If you are new to cooking (or even not-so-new) the overwhelming task of deciphering a recipe can be as daunting as learning a foreign language. There’s braising and poaching, steaming and frying, roasting and grilling and en papillote? Wait, that’s an actual foreign language. What does it all mean and what cooking technique are we suppose to use and when?
Let's explore the world of complete cooking techniques!
When I teach baking classes I don’t teach my students how to follow a recipe, but rather I show them how the ingredients work and interact with one another. That way, they control the recipe instead of letting the recipe control them. The same is true for cooking techniques. When you understand the language and what each of these techniques do, you are able to roast a chicken for crisped skin or braise a tough pork shoulder into tender submission.
This is only the beginning, we could talk for days on the complete cooking techniques and terms but we have to start somewhere and this is a very good place to start.

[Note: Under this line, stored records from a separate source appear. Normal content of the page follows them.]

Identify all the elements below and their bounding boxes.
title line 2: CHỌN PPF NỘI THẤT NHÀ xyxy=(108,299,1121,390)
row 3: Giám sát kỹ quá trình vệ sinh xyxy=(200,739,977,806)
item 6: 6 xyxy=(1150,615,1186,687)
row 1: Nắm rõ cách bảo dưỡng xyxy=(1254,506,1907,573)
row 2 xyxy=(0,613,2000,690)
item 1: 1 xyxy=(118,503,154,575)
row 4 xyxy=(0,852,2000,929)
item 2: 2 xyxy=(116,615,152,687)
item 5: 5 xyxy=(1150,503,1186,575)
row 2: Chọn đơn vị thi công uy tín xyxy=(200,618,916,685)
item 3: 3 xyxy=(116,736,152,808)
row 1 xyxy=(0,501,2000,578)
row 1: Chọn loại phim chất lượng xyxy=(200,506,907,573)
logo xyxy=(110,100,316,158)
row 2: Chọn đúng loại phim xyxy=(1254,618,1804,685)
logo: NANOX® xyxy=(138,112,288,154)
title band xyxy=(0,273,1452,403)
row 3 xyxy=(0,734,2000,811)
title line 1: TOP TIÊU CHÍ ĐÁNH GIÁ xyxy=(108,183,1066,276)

Roasting is a dry-heat form of cooking. It uses hot air to cook meat, vegetables or fruit. This dry heat creates browning in the form of caramelization of the natural sugars or through the Maillard reaction . Roasting is what gives chicken a crisped, richly flavored skin and tender interior. It intensifies the sweetness of fruit and crisps of vegetables while making them sweet and tender.
Try roasting strawberries with sugar and a bit of lemon to create a deeply flavored jam. Or roast a large tray of vegetables before blending them with stock to make a rich and healthful soup.

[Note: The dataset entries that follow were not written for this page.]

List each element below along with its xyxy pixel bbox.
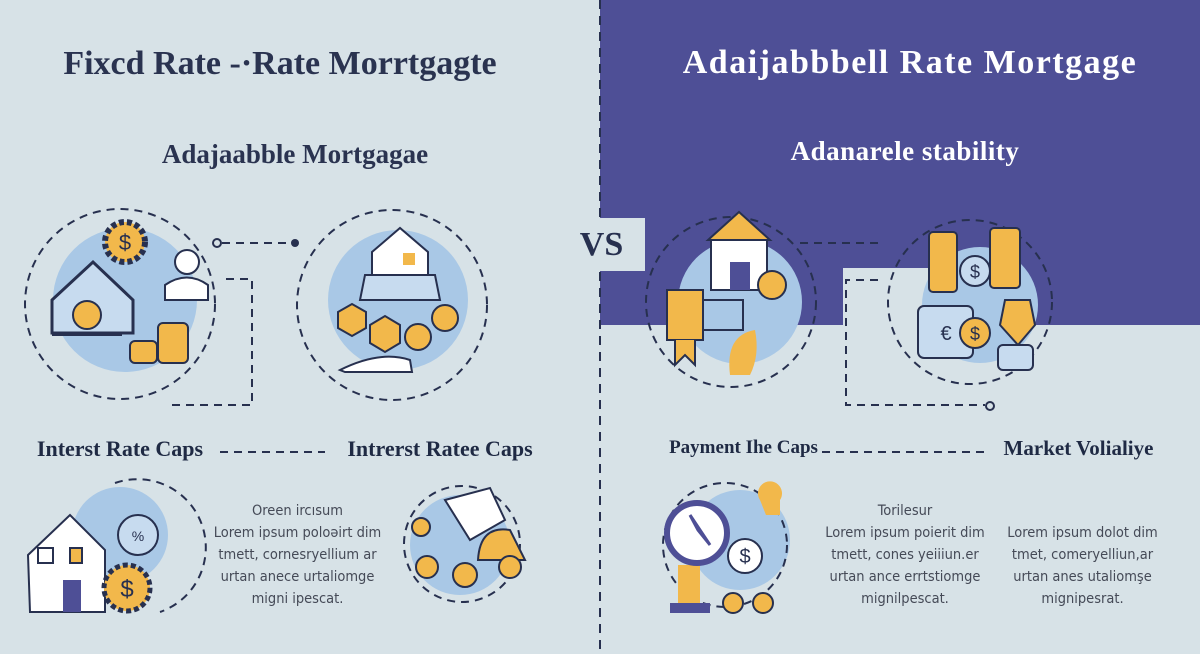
text block right 1: mignilpescat. xyxy=(861,591,949,607)
subtitle right: Adanarele stability xyxy=(791,136,1019,166)
label: Payment Ihe Caps: Payment Ihe Caps xyxy=(669,437,818,458)
text block right 2 xyxy=(1007,525,1158,607)
text block left: migni ipescat. xyxy=(252,591,343,607)
VS badge: VS xyxy=(580,226,623,263)
text block left: urtan anece urtaliomge xyxy=(221,569,374,585)
text block right 1: Lorem ipsum poierit dim xyxy=(825,525,985,541)
text block left: Lorem ipsum poloəirt dim xyxy=(214,525,381,541)
label: Intrerst Ratee Caps: Intrerst Ratee Caps xyxy=(347,436,533,461)
text block right 2: tmet, comeryelliun,ar xyxy=(1012,547,1153,563)
icon: house with gear xyxy=(28,479,206,612)
text block right 2: mignipesrat. xyxy=(1041,591,1124,607)
text block right 2: urtan anes utaliomşe xyxy=(1013,569,1152,585)
icon: magnifier xyxy=(663,481,790,613)
label: Market Volialiye: Market Volialiye xyxy=(1004,436,1153,460)
icon circle 1 xyxy=(25,209,215,399)
title left: Fixcd Rate -·Rate Morrtgagte xyxy=(63,45,497,82)
text block right 1 xyxy=(825,503,985,607)
icon circle 4: $ xyxy=(970,262,980,282)
label: Interst Rate Caps: Interst Rate Caps xyxy=(37,436,203,461)
text block right 1: urtan ance errtstiomge xyxy=(830,569,980,585)
text block right 1: Torilesur xyxy=(878,503,932,519)
icon circle 3 xyxy=(646,212,816,387)
VS badge xyxy=(558,218,645,271)
title right: Adaijabbbell Rate Mortgage xyxy=(683,44,1137,81)
icon: magnifier: $ xyxy=(739,546,751,568)
icon: house with gear: $ xyxy=(120,576,134,603)
text block left: Oreen ircısum xyxy=(252,503,343,519)
icon: money bags xyxy=(404,486,525,602)
text block right 2: Lorem ipsum dolot dim xyxy=(1007,525,1158,541)
icon circle 4 xyxy=(888,220,1052,384)
connectors right xyxy=(800,242,880,244)
icon: house with gear: % xyxy=(132,528,144,544)
text block left xyxy=(214,503,381,607)
icon circle 4: $ xyxy=(970,324,980,344)
connectors left xyxy=(222,242,292,244)
text block right 1: tmett, cones yeiiiun.er xyxy=(831,547,979,563)
icon circle 2 xyxy=(297,210,487,400)
subtitle left: Adajaabble Mortgagae xyxy=(162,139,428,169)
icon circle 1: $ xyxy=(119,230,131,255)
icon circle 4: € xyxy=(940,323,952,345)
text block left: tmett, cornesryellium ar xyxy=(218,547,377,563)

Braising uses a moist-heat to turn tough cuts of meat into a tender and flavorful dinner. Food is cooked at a low temperature partially submerge in a liquid (wine, stock, cream, etc.) slowly. Braising is not just for meat, however. Have you ever had brussels sprouts braised in cream? It’s one of the best ways I know how to convince the most die-hard brussels haters that they actually do enjoy this often loathed vegetable. Braising can be done in the oven or on the stove-top.
This is a very delicate way to cook. It involves a liquid (water, stock, etc.) gently simmering below the food; the food is elevated above, and the hot steam produced from the bubbling liquid tenderly cooks the food. This technique is very healthful as there is no additional fat used for cooking. It’s often used in asian cuisines. Fish takes to this method beautifully.

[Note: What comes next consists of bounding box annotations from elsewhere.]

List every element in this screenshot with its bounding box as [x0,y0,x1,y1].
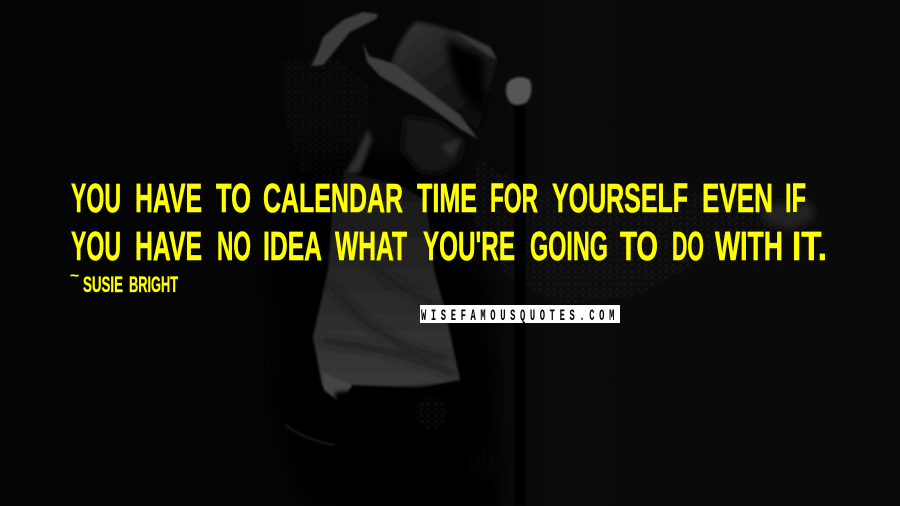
quote line 2: NO [217,223,251,269]
quote line 1: FOR [490,175,538,221]
jacket sequins left shoulder [282,55,372,190]
hand at end of sleeve [760,202,814,230]
quote line 2: HAVE [135,223,202,269]
hat crown right highlight [452,30,497,60]
shirt folds [320,225,458,376]
photo: performer with hat and microphone [245,12,814,506]
trousers [335,384,500,506]
ornament two [469,450,499,480]
attribution: ~ [70,267,79,283]
hat shadow [446,38,485,115]
quote line 2: YOU [71,223,121,269]
logo: wisefamousquotes.com: WISEFAMOUSQUOTES.COM [421,306,619,325]
attribution: BRIGHT [129,272,178,297]
microphone stand [514,104,526,506]
quote line 1: YOU [71,175,121,221]
ornament one [415,397,447,429]
quote text [71,175,827,269]
quote line 2: IDEA [263,223,322,269]
quote line 2: DO [672,223,704,269]
hat crown [392,22,497,130]
quote line 1: CALENDAR [263,175,403,221]
raised arm and hand [311,12,378,66]
microphone head [506,77,531,105]
quote line 2: IT. [792,223,827,269]
quote line 1: YOURSELF [552,175,688,221]
coat tail curve [285,425,335,445]
quote line 1: HAVE [135,175,202,221]
quote line 1 [71,175,806,221]
collar highlight [344,128,372,176]
jacket sequins right sleeve [470,158,790,305]
eye and cheek highlight [440,138,462,158]
hat brim [363,43,478,139]
quote line 1: EVEN [702,175,773,221]
quote line 1: IF [785,175,806,221]
attribution: SUSIE [83,272,123,297]
shirt hem highlight [322,372,352,402]
quote line 2: WITH [715,223,783,269]
quote line 1: TO [216,175,251,221]
attribution [70,267,178,297]
quote line 2: WHAT [335,223,407,269]
quote line 2: YOU'RE [423,223,515,269]
quote line 2: GOING [530,223,608,269]
shirt [313,172,460,402]
quote line 2 [71,223,827,269]
quote line 1: TIME [417,175,477,221]
face [402,116,464,174]
jacket body [265,150,500,506]
jacket sequins lower left [245,300,320,395]
quote line 2: TO [620,223,658,269]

Blanching involves a quick plunge into boiling water until whatever you are cooking is just cooked or partially cooked, and then immediately submerging the product in ice cold water in order to stop the cooking process. This is done often with vegetables to preserve the color and shape.
Is French for "in parchment." The Italians say, al cartoccio for this method of cooking in which you fold up your food, like a little package, in parchment paper. The package is then baked. This technique is often used with delicate fish and other fragrant ingredients are added like herbs or lemon. Within the little parchment bundle a gentle, moist heat is created which then steams whatever is inside.
This technique makes a lovely presentation when you present the bundled up package at the table then carefully open it up allowing the aroma to entice your guests before they descend on the perfectly cooked food inside.
Broiling uses dry, direct heat to sear or deeply caramelize whatever you are cooking. Often, I’ll use this technique at the end of roasting if, say, my carrots are tender, but I want a bit more char. Move the oven rack up to the top third of the oven, and turn the broiler to high to get a quick, final sear that adds more depth of flavor and textural contrast in the dish.
This is a technique most often done on the stove in which fruit, vegetables, meat or eggs are gently submerged and cooked in a liquid (water, stock, juice, wine, etc.). Think peaches tenderly bathed in simmering cinnamon scented muscat then served warm, over vanilla ice cream.